Improving carbonate clumped isotope thermometry for application to foraminifera-based paleoceanography

Abstract:

Carbonate clumped isotope thermometry has great potential for solving long-standing questions in paleoceanography as it provides temperature estimates that are independent from assumptions regarding the isotopic or elemental composition of seawater. However, the application to foraminifera, which would allow reconstructing surface and deep-sea temperatures through the Cenozoic and beyond, is currently hampered by the relatively large sample amount requirements. Normally, several aliquots of 3-10 mg carbonate are needed to arrive at a precision of around 2 °C.

At ETH we have worked towards decreasing the sample requirements by employing the Kiel carbonate preparation device. The Kiel system improves the gas use efficiency and allows balancing sample amount and precision for each sample due to the fact that multiple small aliquots are analyzed. Per measurement we normally use 8-10 aliquots of 150-200 µg carbonate each. With three such measurements (i.e., 4.5-6 mg carbonate) we typically arrive at a precision of around 2 °C (Meckler et al., RCM, 2014), and better precision can be achieved with an increased number of replicates.

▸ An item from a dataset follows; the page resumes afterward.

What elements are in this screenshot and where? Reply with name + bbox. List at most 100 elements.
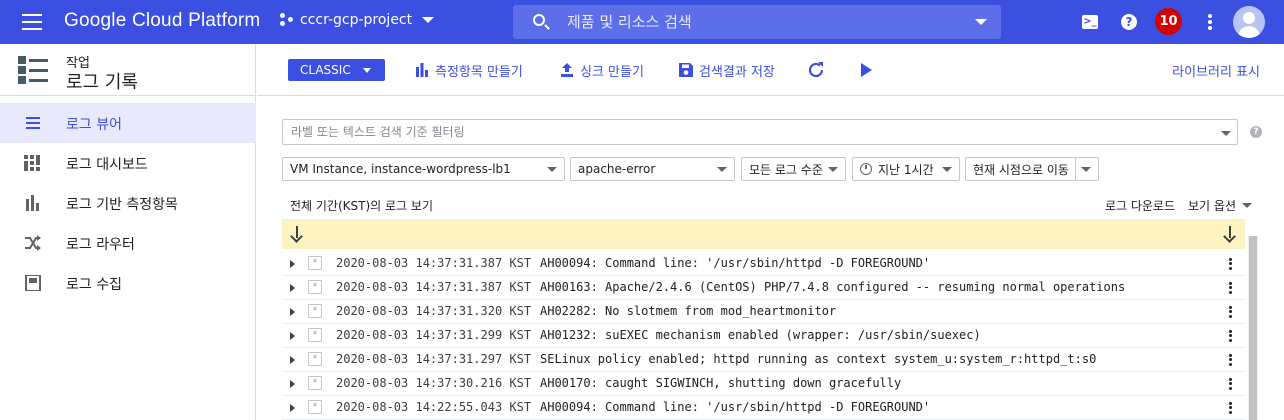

We are currently testing ways to reduce sample size and/or increase gas use efficiency further. Recent tests have shown that the size of individual aliquots can be reduced to 100 µg, suggesting that useful temperature estimates (± 2 °C) can be derived with as little as 2.5 mg carbonate.

Uncertainties still exist in the temperature calibration of the carbonate clumped isotope thermometer, which seem at least in part to be associated with differences in the methodology applied by different laboratories. We have therefore derived calibrations for the Kiel method based on synthetic and natural calcites. Current and planned applications of the improved Kiel clumped isotope method to paleoceanography focus on long-term trends and major events during the Cenozoic.